Psychoanalytische Pädagogik - von den Anfängen bis heute

Evelyn Heinemann & Hans Hopf

Da die Psychoanalyse in den Anfängen Interessenten verschiedenster Berufszweige offen stand, waren es psychoanalytisch ausgebildete Pädagogen, denen die Entwicklung der psychoanalytischen Pädagogik zu verdanken ist. Am Anfang steht Freuds Arbeit über die "Analyse der Phobie eines fünfjährigen Knaben" (1909), in der Freud mit dem Vater des Knaben Gespräche führte und dieser seine Erkenntnisse in erzieherisches Handeln umsetzte. Die Zeit von 1920 bis 1938 gilt als die Blütezeit der psychoanalytischen Pädagogik, die auch ihren Niederschlag in der Herausgabe der Zeitschrift für Psychoanalytische Pädagogik (1926-1937) fand. Die Zeit bis 1932 wird als von Optimismus gezeichnet beschrieben. In dieser Zeit glaubte man, mit Hilfe der Psychoanalyse eine den psychoanalytischen Lehren entsprechende Kindererziehung umsetzen zu können, die zu einer Befreiung des Kindes und zur Neurosenprophylaxe beitrage. 1937 setzte sich auf einem Symposium in Budapest eine kritischere Sicht in der psychoanalytischen Pädagogik durch. Jetzt wurde auch die wichtige Rolle von Versagungen für die Entwicklung des Kindes postuliert. Die pädagogische Zielsetzung verschob sich von der Befreiung des Kindes aus einer triebunterdrückenden Erziehung hin zu einer das Ich des Kindes unterstützenden Pädagogik.

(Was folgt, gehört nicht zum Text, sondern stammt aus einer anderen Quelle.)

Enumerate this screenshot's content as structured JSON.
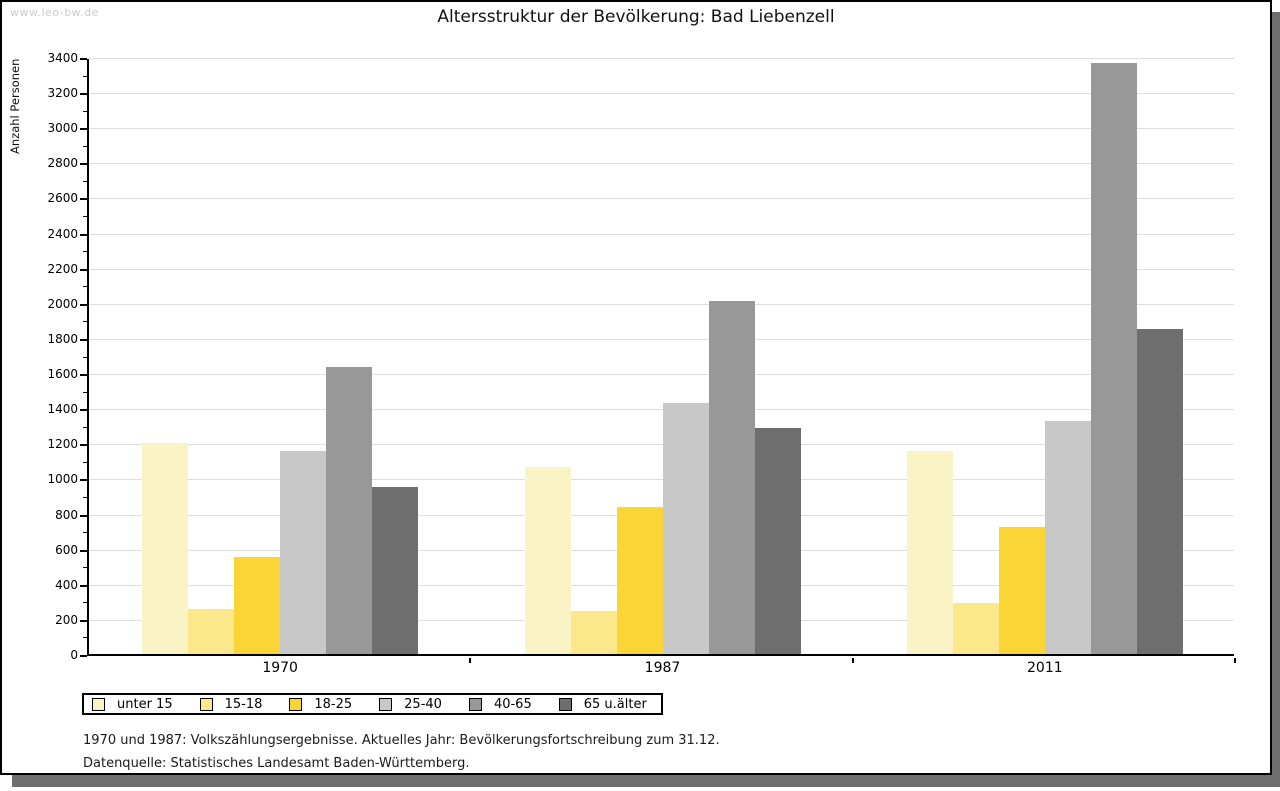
{
  "watermark": "www.leo-bw.de",
  "footer": {
    "line1": "1970 und 1987: Volkszählungsergebnisse. Aktuelles Jahr: Bevölkerungsfortschreibung zum 31.12.",
    "line2": "Datenquelle: Statistisches Landesamt Baden-Württemberg."
  },
  "chart_data": {
    "type": "bar",
    "title": "Altersstruktur der Bevölkerung: Bad Liebenzell",
    "ylabel": "Anzahl Personen",
    "xlabel": "",
    "categories": [
      "1970",
      "1987",
      "2011"
    ],
    "series": [
      {
        "name": "unter 15",
        "color": "#faf3c5",
        "values": [
          1200,
          1065,
          1155
        ]
      },
      {
        "name": "15-18",
        "color": "#fbe88a",
        "values": [
          255,
          245,
          290
        ]
      },
      {
        "name": "18-25",
        "color": "#fbd535",
        "values": [
          555,
          835,
          725
        ]
      },
      {
        "name": "25-40",
        "color": "#c8c8c8",
        "values": [
          1155,
          1430,
          1325
        ]
      },
      {
        "name": "40-65",
        "color": "#989898",
        "values": [
          1635,
          2010,
          3365
        ]
      },
      {
        "name": "65 u.älter",
        "color": "#6e6e6e",
        "values": [
          950,
          1290,
          1850
        ]
      }
    ],
    "ylim": [
      0,
      3400
    ],
    "ytick_step": 200,
    "minor_tick_step": 100,
    "grid": true,
    "legend_position": "bottom-left",
    "axis_color": "#000000",
    "gridline_color": "#dedede"
  }
}
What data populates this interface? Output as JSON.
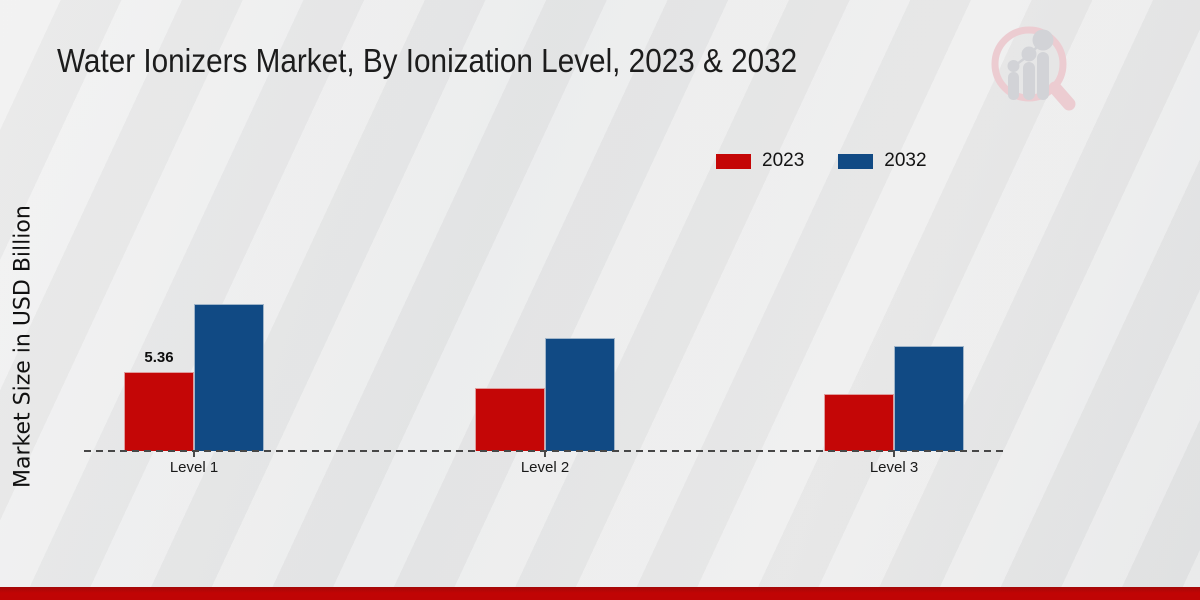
{
  "title": "Water Ionizers Market, By Ionization Level, 2023 & 2032",
  "y_axis_label": "Market Size in USD Billion",
  "colors": {
    "series_2023": "#c40606",
    "series_2032": "#114a84",
    "footer_bar": "#c00404",
    "axis": "#474747",
    "background": "#e9eaeb"
  },
  "legend": {
    "items": [
      {
        "label": "2023",
        "color": "#c40606"
      },
      {
        "label": "2032",
        "color": "#114a84"
      }
    ]
  },
  "watermark": "magnifier-bar-chart-logo",
  "chart_data": {
    "type": "bar",
    "title": "Water Ionizers Market, By Ionization Level, 2023 & 2032",
    "xlabel": "",
    "ylabel": "Market Size in USD Billion",
    "categories": [
      "Level 1",
      "Level 2",
      "Level 3"
    ],
    "series": [
      {
        "name": "2023",
        "color": "#c40606",
        "values": [
          5.36,
          4.3,
          3.9
        ],
        "data_labels": [
          "5.36",
          "",
          ""
        ]
      },
      {
        "name": "2032",
        "color": "#114a84",
        "values": [
          10.0,
          7.7,
          7.1
        ],
        "data_labels": [
          "",
          "",
          ""
        ]
      }
    ],
    "ylim": [
      0,
      11
    ],
    "grid": false,
    "axis_style": "dashed-baseline-only",
    "legend_position": "top-right"
  }
}
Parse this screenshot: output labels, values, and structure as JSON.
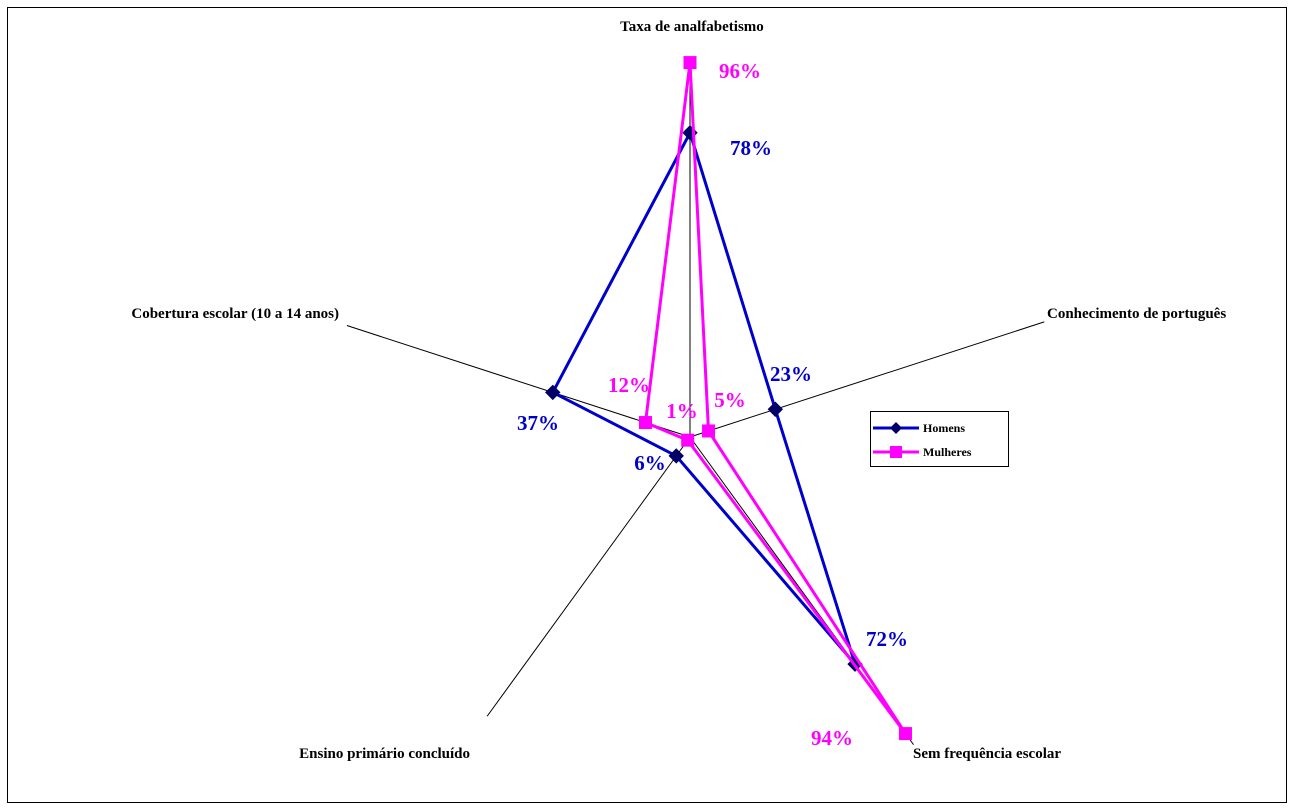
{
  "chart_data": {
    "type": "radar",
    "axes": [
      "Taxa de analfabetismo",
      "Conhecimento de português",
      "Sem frequência escolar",
      "Ensino primário concluído",
      "Cobertura escolar (10 a 14 anos)"
    ],
    "series": [
      {
        "name": "Homens",
        "color": "#0000CC",
        "marker": "diamond",
        "values": [
          78,
          23,
          72,
          6,
          37
        ],
        "labels": [
          "78%",
          "23%",
          "72%",
          "6%",
          "37%"
        ]
      },
      {
        "name": "Mulheres",
        "color": "#FF00FF",
        "marker": "square",
        "values": [
          96,
          5,
          94,
          1,
          12
        ],
        "labels": [
          "96%",
          "5%",
          "94%",
          "1%",
          "12%"
        ]
      }
    ],
    "rmax": 100,
    "legend_position": "right"
  }
}
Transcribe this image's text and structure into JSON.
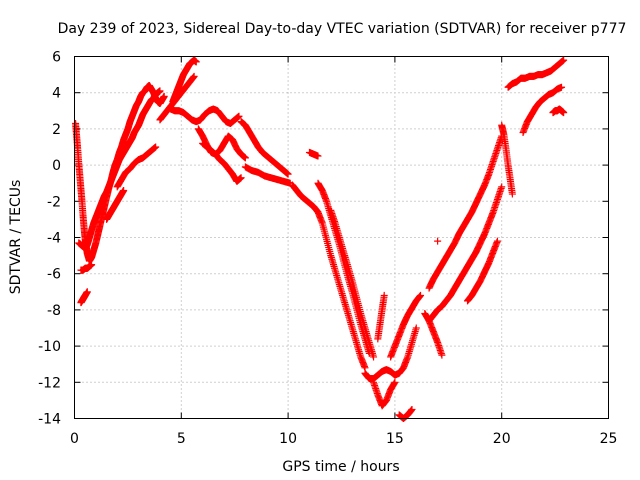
{
  "chart_data": {
    "type": "scatter",
    "title": "Day 239 of 2023, Sidereal Day-to-day VTEC variation (SDTVAR) for receiver p777",
    "xlabel": "GPS time / hours",
    "ylabel": "SDTVAR / TECUs",
    "xlim": [
      0,
      25
    ],
    "ylim": [
      -14,
      6
    ],
    "xticks": [
      0,
      5,
      10,
      15,
      20,
      25
    ],
    "yticks": [
      -14,
      -12,
      -10,
      -8,
      -6,
      -4,
      -2,
      0,
      2,
      4,
      6
    ],
    "grid": true,
    "legend": "none",
    "marker": "+",
    "color": "#ff0000",
    "series": [
      {
        "x": [
          0.05,
          0.1,
          0.15,
          0.2,
          0.25,
          0.3,
          0.35,
          0.4,
          0.45,
          0.5,
          0.55,
          0.6,
          0.7,
          0.8,
          0.9,
          1.0,
          1.1,
          1.2,
          1.3,
          1.4,
          1.5,
          1.6,
          1.7,
          1.8,
          1.9,
          2.0,
          2.1,
          2.2,
          2.3,
          2.4,
          2.5,
          2.6,
          2.7,
          2.8,
          2.9,
          3.0,
          3.1,
          3.2,
          3.3,
          3.4,
          3.5,
          3.6,
          3.7,
          3.8,
          3.9,
          4.0,
          4.1,
          4.2
        ],
        "y": [
          2.3,
          1.6,
          0.9,
          0.1,
          -0.6,
          -1.3,
          -2.0,
          -2.8,
          -3.5,
          -4.1,
          -4.5,
          -4.9,
          -5.3,
          -5.1,
          -4.7,
          -4.3,
          -3.8,
          -3.3,
          -2.8,
          -2.3,
          -1.8,
          -1.3,
          -0.9,
          -0.4,
          0.0,
          0.3,
          0.7,
          1.0,
          1.4,
          1.7,
          2.0,
          2.4,
          2.7,
          3.0,
          3.3,
          3.5,
          3.8,
          4.0,
          4.1,
          4.3,
          4.4,
          4.2,
          4.0,
          3.7,
          3.5,
          3.4,
          3.6,
          3.8
        ]
      },
      {
        "x": [
          0.2,
          0.3,
          0.4,
          0.5,
          0.6,
          0.7,
          0.8,
          0.9,
          1.0,
          1.1,
          1.2,
          1.3,
          1.4,
          1.5,
          1.6,
          1.7,
          1.8,
          1.9,
          2.0,
          2.1,
          2.2,
          2.3,
          2.4,
          2.5,
          2.6,
          2.7,
          2.8,
          2.9,
          3.0,
          3.1,
          3.2,
          3.3,
          3.4,
          3.5,
          3.6,
          3.7,
          3.8,
          3.9,
          4.0
        ],
        "y": [
          -4.3,
          -4.4,
          -4.5,
          -4.6,
          -4.4,
          -4.0,
          -3.6,
          -3.2,
          -2.9,
          -2.6,
          -2.3,
          -2.0,
          -1.7,
          -1.5,
          -1.2,
          -0.9,
          -0.6,
          -0.3,
          0.0,
          0.3,
          0.5,
          0.7,
          0.9,
          1.1,
          1.3,
          1.5,
          1.8,
          2.0,
          2.2,
          2.5,
          2.8,
          3.0,
          3.2,
          3.4,
          3.6,
          3.7,
          3.9,
          4.0,
          4.1
        ]
      },
      {
        "x": [
          0.3,
          0.35,
          0.4,
          0.45,
          0.5,
          0.6
        ],
        "y": [
          -7.6,
          -7.5,
          -7.4,
          -7.3,
          -7.2,
          -7.0
        ]
      },
      {
        "x": [
          0.3,
          0.4,
          0.5,
          0.6,
          0.7,
          0.8
        ],
        "y": [
          -5.8,
          -5.8,
          -5.7,
          -5.7,
          -5.6,
          -5.5
        ]
      },
      {
        "x": [
          1.5,
          1.6,
          1.7,
          1.8,
          1.9,
          2.0,
          2.1,
          2.2,
          2.3
        ],
        "y": [
          -3.0,
          -2.8,
          -2.6,
          -2.4,
          -2.2,
          -2.0,
          -1.8,
          -1.6,
          -1.4
        ]
      },
      {
        "x": [
          2.0,
          2.2,
          2.4,
          2.6,
          2.8,
          3.0,
          3.2,
          3.4,
          3.6,
          3.8
        ],
        "y": [
          -1.2,
          -0.8,
          -0.4,
          -0.2,
          0.1,
          0.3,
          0.4,
          0.6,
          0.8,
          1.0
        ]
      },
      {
        "x": [
          4.0,
          4.2,
          4.4,
          4.6,
          4.8,
          5.0,
          5.2,
          5.4,
          5.6
        ],
        "y": [
          2.5,
          2.8,
          3.1,
          3.4,
          3.7,
          4.0,
          4.3,
          4.6,
          4.9
        ]
      },
      {
        "x": [
          4.6,
          4.7,
          4.8,
          4.9,
          5.0,
          5.1,
          5.2,
          5.3,
          5.4,
          5.5,
          5.6,
          5.7
        ],
        "y": [
          3.5,
          3.8,
          4.1,
          4.4,
          4.7,
          5.0,
          5.2,
          5.4,
          5.6,
          5.7,
          5.8,
          5.7
        ]
      },
      {
        "x": [
          4.5,
          4.7,
          4.9,
          5.1,
          5.3,
          5.5,
          5.7,
          5.9,
          6.1,
          6.3,
          6.5,
          6.7,
          6.9,
          7.1,
          7.3,
          7.5,
          7.7
        ],
        "y": [
          3.1,
          3.0,
          3.0,
          2.9,
          2.7,
          2.5,
          2.4,
          2.5,
          2.8,
          3.0,
          3.1,
          3.0,
          2.7,
          2.4,
          2.3,
          2.5,
          2.7
        ]
      },
      {
        "x": [
          5.8,
          6.0,
          6.2,
          6.4,
          6.6,
          6.8,
          7.0,
          7.2,
          7.4,
          7.6,
          7.8,
          8.0
        ],
        "y": [
          2.0,
          1.6,
          1.1,
          0.7,
          0.6,
          0.8,
          1.2,
          1.6,
          1.4,
          0.9,
          0.6,
          0.4
        ]
      },
      {
        "x": [
          6.0,
          6.2,
          6.4,
          6.6,
          6.8,
          7.0,
          7.2,
          7.4,
          7.6,
          7.8
        ],
        "y": [
          1.2,
          1.0,
          0.8,
          0.6,
          0.3,
          0.1,
          -0.2,
          -0.5,
          -0.9,
          -0.7
        ]
      },
      {
        "x": [
          7.8,
          8.0,
          8.2,
          8.4,
          8.6,
          8.8,
          9.0,
          9.2,
          9.4,
          9.6,
          9.8,
          10.0
        ],
        "y": [
          2.4,
          2.2,
          1.8,
          1.4,
          1.0,
          0.7,
          0.5,
          0.3,
          0.1,
          -0.1,
          -0.3,
          -0.5
        ]
      },
      {
        "x": [
          8.0,
          8.3,
          8.6,
          8.9,
          9.2,
          9.5,
          9.8,
          10.1
        ],
        "y": [
          -0.1,
          -0.3,
          -0.4,
          -0.6,
          -0.7,
          -0.8,
          -0.9,
          -1.0
        ]
      },
      {
        "x": [
          10.2,
          10.4,
          10.6,
          10.8,
          11.0,
          11.2,
          11.4,
          11.6,
          11.8,
          12.0,
          12.2,
          12.4,
          12.6,
          12.8,
          13.0,
          13.2,
          13.4,
          13.6
        ],
        "y": [
          -1.1,
          -1.4,
          -1.7,
          -1.9,
          -2.1,
          -2.3,
          -2.6,
          -3.2,
          -4.1,
          -5.0,
          -5.8,
          -6.6,
          -7.4,
          -8.2,
          -9.0,
          -9.8,
          -10.6,
          -11.2
        ]
      },
      {
        "x": [
          11.0,
          11.2,
          11.4
        ],
        "y": [
          0.7,
          0.6,
          0.5
        ]
      },
      {
        "x": [
          11.4,
          11.6,
          11.8,
          12.0,
          12.2,
          12.4,
          12.6,
          12.8,
          13.0,
          13.2,
          13.4,
          13.6,
          13.8
        ],
        "y": [
          -1.0,
          -1.4,
          -2.0,
          -2.8,
          -3.6,
          -4.4,
          -5.3,
          -6.2,
          -7.0,
          -7.9,
          -8.8,
          -9.6,
          -10.4
        ]
      },
      {
        "x": [
          12.0,
          12.2,
          12.4,
          12.6,
          12.8,
          13.0,
          13.2,
          13.4,
          13.6,
          13.8,
          14.0
        ],
        "y": [
          -2.5,
          -3.2,
          -4.0,
          -4.8,
          -5.6,
          -6.4,
          -7.3,
          -8.2,
          -9.0,
          -9.8,
          -10.6
        ]
      },
      {
        "x": [
          13.6,
          13.8,
          14.0,
          14.2,
          14.4,
          14.6,
          14.8,
          15.0,
          15.2,
          15.4,
          15.6,
          15.8,
          16.0
        ],
        "y": [
          -11.5,
          -11.8,
          -11.8,
          -11.6,
          -11.4,
          -11.3,
          -11.4,
          -11.6,
          -11.5,
          -11.2,
          -10.6,
          -9.8,
          -9.0
        ]
      },
      {
        "x": [
          14.0,
          14.2,
          14.4,
          14.6,
          14.8,
          15.0
        ],
        "y": [
          -12.0,
          -12.7,
          -13.3,
          -13.0,
          -12.4,
          -12.0
        ]
      },
      {
        "x": [
          14.8,
          15.0,
          15.2,
          15.4,
          15.6,
          15.8,
          16.0,
          16.2
        ],
        "y": [
          -10.6,
          -10.0,
          -9.4,
          -8.8,
          -8.3,
          -7.9,
          -7.5,
          -7.2
        ]
      },
      {
        "x": [
          15.2,
          15.4,
          15.6,
          15.8
        ],
        "y": [
          -13.8,
          -14.0,
          -13.8,
          -13.5
        ]
      },
      {
        "x": [
          14.2,
          14.3,
          14.4,
          14.5
        ],
        "y": [
          -9.6,
          -8.8,
          -8.0,
          -7.2
        ]
      },
      {
        "x": [
          16.4,
          16.6,
          16.8,
          17.0,
          17.2
        ],
        "y": [
          -8.2,
          -8.6,
          -9.2,
          -9.8,
          -10.5
        ]
      },
      {
        "x": [
          16.6,
          16.8,
          17.0,
          17.2,
          17.4,
          17.6,
          17.8,
          18.0,
          18.2,
          18.4,
          18.6,
          18.8,
          19.0,
          19.2,
          19.4,
          19.6,
          19.8,
          20.0
        ],
        "y": [
          -6.8,
          -6.3,
          -5.9,
          -5.5,
          -5.1,
          -4.7,
          -4.3,
          -3.8,
          -3.4,
          -3.0,
          -2.6,
          -2.1,
          -1.6,
          -1.1,
          -0.5,
          0.2,
          0.9,
          1.6
        ]
      },
      {
        "x": [
          16.6,
          16.8,
          17.0,
          17.2,
          17.4,
          17.6,
          17.8,
          18.0,
          18.2,
          18.4,
          18.6,
          18.8,
          19.0,
          19.2,
          19.4,
          19.6,
          19.8,
          20.0
        ],
        "y": [
          -8.6,
          -8.3,
          -8.0,
          -7.8,
          -7.5,
          -7.2,
          -6.8,
          -6.4,
          -6.0,
          -5.6,
          -5.2,
          -4.8,
          -4.3,
          -3.8,
          -3.2,
          -2.6,
          -1.9,
          -1.2
        ]
      },
      {
        "x": [
          17.0
        ],
        "y": [
          -4.2
        ]
      },
      {
        "x": [
          18.4,
          18.6,
          18.8,
          19.0,
          19.2,
          19.4,
          19.6,
          19.8
        ],
        "y": [
          -7.5,
          -7.2,
          -6.8,
          -6.4,
          -5.9,
          -5.4,
          -4.8,
          -4.2
        ]
      },
      {
        "x": [
          20.0,
          20.1,
          20.2,
          20.3,
          20.4,
          20.5
        ],
        "y": [
          2.2,
          1.7,
          0.9,
          0.0,
          -0.8,
          -1.6
        ]
      },
      {
        "x": [
          20.3,
          20.5,
          20.7,
          20.9,
          21.1,
          21.3,
          21.5,
          21.7,
          21.9,
          22.1,
          22.3,
          22.5,
          22.7,
          22.9
        ],
        "y": [
          4.3,
          4.5,
          4.6,
          4.8,
          4.8,
          4.9,
          4.9,
          5.0,
          5.0,
          5.1,
          5.2,
          5.4,
          5.6,
          5.8
        ]
      },
      {
        "x": [
          21.0,
          21.2,
          21.4,
          21.6,
          21.8,
          22.0,
          22.2,
          22.4,
          22.6,
          22.8
        ],
        "y": [
          1.8,
          2.4,
          2.8,
          3.2,
          3.5,
          3.7,
          3.9,
          4.0,
          4.2,
          4.3
        ]
      },
      {
        "x": [
          22.4,
          22.5,
          22.6,
          22.7,
          22.8,
          22.9
        ],
        "y": [
          2.9,
          3.0,
          3.0,
          3.1,
          3.0,
          2.9
        ]
      }
    ]
  }
}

Wichtige psychoanalytische Pädagogen der Anfangszeit waren:

Wera Schmidt (1923), die 1921 in Moskau ein Heim gründete für dreißig Kinder im Alter von 1-5 Jahren, die sie unter psychoanalytischen Vorgaben erzog. Darunter verstand sie vor allem keine Strafen, Triebfreiheit und die Förderung von Sublimierungen.

Siegfried Bernfeld (1921) war von August 1919 bis April 1920 Direktor des jüdischen Kinderheimes Baumgarten in Wien. In Kindergarten, Heim und Schule waren 300 Kinder beiderlei Geschlechts im Alter von 3-16 Jahren untergebracht. Bernfeld setzte in dem Heim ein reformpädagogisches Konzept um, in dem die Autorität der Pädagogen und die Machtstrukturen verändert wurden.

August Aichhorn (1971) entwickelte seine Erziehungslehre in den österreichischen Fürsorgeerziehungsanstalten von Oberhollabrunn und St. Andrä, die er von 1918 bis 1922 leitete. Bereits 1925 erschienen seine grundlegenden Gedanken in dem Buch "Verwahrloste Jugend", das bis heute als Klassiker der psychoanalytischen Pädagogik gilt.

Hans Zulliger (1921, 1928, 1926/27; 1936) sah psychoanalytische Pädagogik als eine Erziehungsweise, die auf dem psychoanalytischen Verständnis der Kinder und der Erzieherreaktionen beruhte. Seine Arbeiten aus der Schule regten eine breite Diskussion über psychoanalytische Pädagogik in der Schule in der Zeitschrift für Psychoanalytische Pädagogik an, die auch noch heute für Lehrer und Lehrerinnen viele Anregungen geben können.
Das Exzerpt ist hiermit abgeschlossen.